Sur les cinq affaires inscrites au rôle, quatre portaient sur des atteintes sexuelles commises sur des enfants de moins de treize ans. La cinquième concernait des faits de harcèlement sexuel imputés à un enseignant.
Au terme des débats, la juridiction a prononcé quatre peines d’emprisonnement ferme. Un seul prévenu, poursuivi pour atteinte sexuelle, a bénéficié d’une relaxe au bénéfice du doute, faute d’éléments de preuve suffisants.
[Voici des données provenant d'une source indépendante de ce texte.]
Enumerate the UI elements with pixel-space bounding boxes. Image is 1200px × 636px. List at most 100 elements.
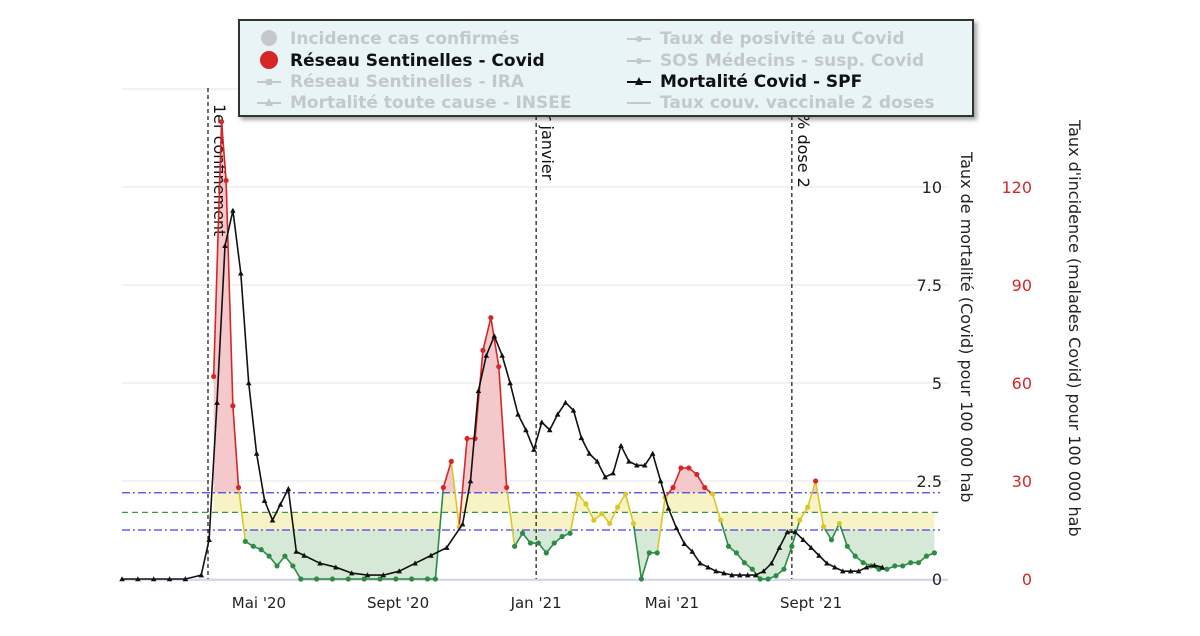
legend-item-incidence[interactable]: Incidence cas confirmés bbox=[254, 28, 519, 49]
data-point[interactable] bbox=[488, 315, 494, 321]
data-point[interactable] bbox=[459, 521, 466, 527]
data-point[interactable] bbox=[839, 568, 846, 574]
data-point[interactable] bbox=[591, 517, 597, 523]
data-point[interactable] bbox=[206, 537, 212, 543]
legend-item-mortalite-spf[interactable]: Mortalité Covid - SPF bbox=[624, 71, 862, 92]
data-point[interactable] bbox=[665, 505, 672, 511]
data-point[interactable] bbox=[282, 553, 288, 559]
data-point[interactable] bbox=[781, 566, 787, 572]
data-point[interactable] bbox=[317, 560, 323, 566]
data-point[interactable] bbox=[657, 478, 664, 484]
data-point[interactable] bbox=[733, 550, 740, 556]
data-point[interactable] bbox=[448, 458, 454, 464]
data-point[interactable] bbox=[670, 484, 676, 491]
data-point[interactable] bbox=[884, 566, 890, 572]
data-point[interactable] bbox=[638, 576, 644, 582]
data-point[interactable] bbox=[602, 474, 608, 480]
data-point[interactable] bbox=[266, 553, 272, 559]
data-point[interactable] bbox=[377, 576, 383, 582]
data-point[interactable] bbox=[852, 553, 858, 559]
data-point[interactable] bbox=[166, 576, 173, 582]
data-point[interactable] bbox=[705, 564, 711, 570]
data-point[interactable] bbox=[649, 450, 656, 456]
data-point[interactable] bbox=[364, 572, 371, 578]
data-point[interactable] bbox=[760, 568, 767, 574]
data-point[interactable] bbox=[697, 560, 703, 566]
data-point[interactable] bbox=[301, 552, 307, 558]
data-point[interactable] bbox=[559, 533, 565, 540]
data-point[interactable] bbox=[808, 544, 814, 550]
data-point[interactable] bbox=[135, 576, 141, 582]
data-point[interactable] bbox=[578, 435, 585, 441]
data-point[interactable] bbox=[504, 484, 510, 491]
data-point[interactable] bbox=[396, 568, 403, 574]
data-point[interactable] bbox=[182, 576, 189, 582]
legend-item-sos-medecins[interactable]: SOS Médecins - susp. Covid bbox=[624, 50, 924, 71]
data-point[interactable] bbox=[380, 572, 387, 578]
data-point[interactable] bbox=[824, 560, 830, 566]
data-point[interactable] bbox=[744, 572, 751, 578]
data-point[interactable] bbox=[211, 373, 217, 380]
data-point[interactable] bbox=[538, 419, 545, 425]
data-point[interactable] bbox=[805, 504, 811, 510]
data-point[interactable] bbox=[784, 529, 791, 535]
data-point[interactable] bbox=[729, 572, 735, 578]
data-point[interactable] bbox=[512, 543, 518, 549]
data-point[interactable] bbox=[737, 572, 743, 578]
legend-item-sentinelles-ira[interactable]: Réseau Sentinelles - IRA bbox=[254, 71, 524, 92]
data-point[interactable] bbox=[499, 352, 505, 358]
data-point[interactable] bbox=[575, 491, 581, 497]
data-point[interactable] bbox=[535, 540, 541, 546]
data-point[interactable] bbox=[361, 576, 367, 582]
data-point[interactable] bbox=[480, 347, 486, 353]
data-point[interactable] bbox=[879, 564, 886, 570]
data-point[interactable] bbox=[507, 380, 513, 386]
data-point[interactable] bbox=[333, 564, 339, 570]
data-point[interactable] bbox=[496, 364, 502, 370]
data-point[interactable] bbox=[274, 563, 280, 569]
data-point[interactable] bbox=[523, 427, 529, 433]
data-point[interactable] bbox=[622, 491, 629, 497]
data-point[interactable] bbox=[618, 442, 624, 448]
data-point[interactable] bbox=[329, 576, 336, 582]
data-point[interactable] bbox=[678, 465, 684, 471]
data-point[interactable] bbox=[594, 458, 601, 464]
data-point[interactable] bbox=[543, 550, 549, 556]
data-point[interactable] bbox=[908, 560, 914, 566]
data-point[interactable] bbox=[900, 563, 906, 569]
data-point[interactable] bbox=[242, 538, 248, 545]
data-point[interactable] bbox=[599, 511, 605, 517]
data-point[interactable] bbox=[546, 427, 553, 433]
data-point[interactable] bbox=[554, 411, 561, 417]
data-point[interactable] bbox=[800, 537, 806, 543]
data-point[interactable] bbox=[757, 576, 763, 582]
data-point[interactable] bbox=[673, 525, 680, 531]
data-point[interactable] bbox=[570, 407, 577, 413]
data-point[interactable] bbox=[860, 560, 866, 566]
data-point[interactable] bbox=[345, 576, 351, 582]
data-point[interactable] bbox=[710, 491, 716, 497]
data-point[interactable] bbox=[150, 576, 157, 582]
data-point[interactable] bbox=[393, 576, 399, 582]
data-point[interactable] bbox=[765, 576, 771, 582]
data-point[interactable] bbox=[689, 548, 696, 554]
data-point[interactable] bbox=[567, 530, 573, 536]
data-point[interactable] bbox=[646, 550, 652, 556]
data-point[interactable] bbox=[741, 560, 747, 566]
data-point[interactable] bbox=[261, 497, 268, 503]
data-point[interactable] bbox=[586, 450, 593, 456]
data-point[interactable] bbox=[245, 380, 252, 386]
data-point[interactable] bbox=[615, 504, 621, 510]
data-point[interactable] bbox=[863, 564, 870, 570]
data-point[interactable] bbox=[836, 520, 842, 527]
data-point[interactable] bbox=[654, 550, 660, 556]
data-point[interactable] bbox=[491, 333, 498, 339]
data-point[interactable] bbox=[409, 576, 415, 582]
data-point[interactable] bbox=[634, 462, 640, 468]
data-point[interactable] bbox=[250, 543, 256, 549]
data-point[interactable] bbox=[721, 570, 727, 576]
data-point[interactable] bbox=[915, 560, 922, 566]
data-point[interactable] bbox=[725, 543, 732, 549]
data-point[interactable] bbox=[855, 568, 862, 574]
data-point[interactable] bbox=[214, 399, 220, 405]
Des peines graduées selon la gravité la sévérité des sanctions reflète l’échelle de gravité retenue par la chambre :
Atteintes sexuelles sur mineures
Deux accusés ont été condamnés à dix ans d’emprisonnement ferme. Un troisième a écopé de sept ans de réclusion, dont cinq ans ferme, assortis d’une amende d’un million de francs CFA.
Harcèlement sexuel en milieu scolaire
L’enseignant reconnu coupable a été condamné à cinq ans d’emprisonnement, dont quatre ans ferme, et à une amende de 500 000 francs CFA.
L’affaire qui a le plus marqué cette audience concerne Y.K., sexagénaire domicilié à Bouca Centre, dans la commune de Kalalé. En avril 2026, il a abusé à plusieurs reprises d’une fillette de 11 ans. L’horreur n’a été révélée qu’après la découverte, par les parents, d’un traumatisme vaginal chez l’enfant.
Devant la cour, Y.K. a reconnu les faits, exprimé des regrets et sollicité l’indulgence des juges. Malgré le désistement de la sœur aînée de la victime, qui a refusé de se constituer partie civile et plaidé pour sa libération, le ministère public a requis l’application stricte de la loi.
La chambre a suivi les réquisitions. Y.K. a été déclaré coupable d’atteinte sexuelle sur mineure de treize ans et condamné à la peine maximale retenue lors de cette session : dix ans d’emprisonnement ferme et une amende d’un million de francs CFA.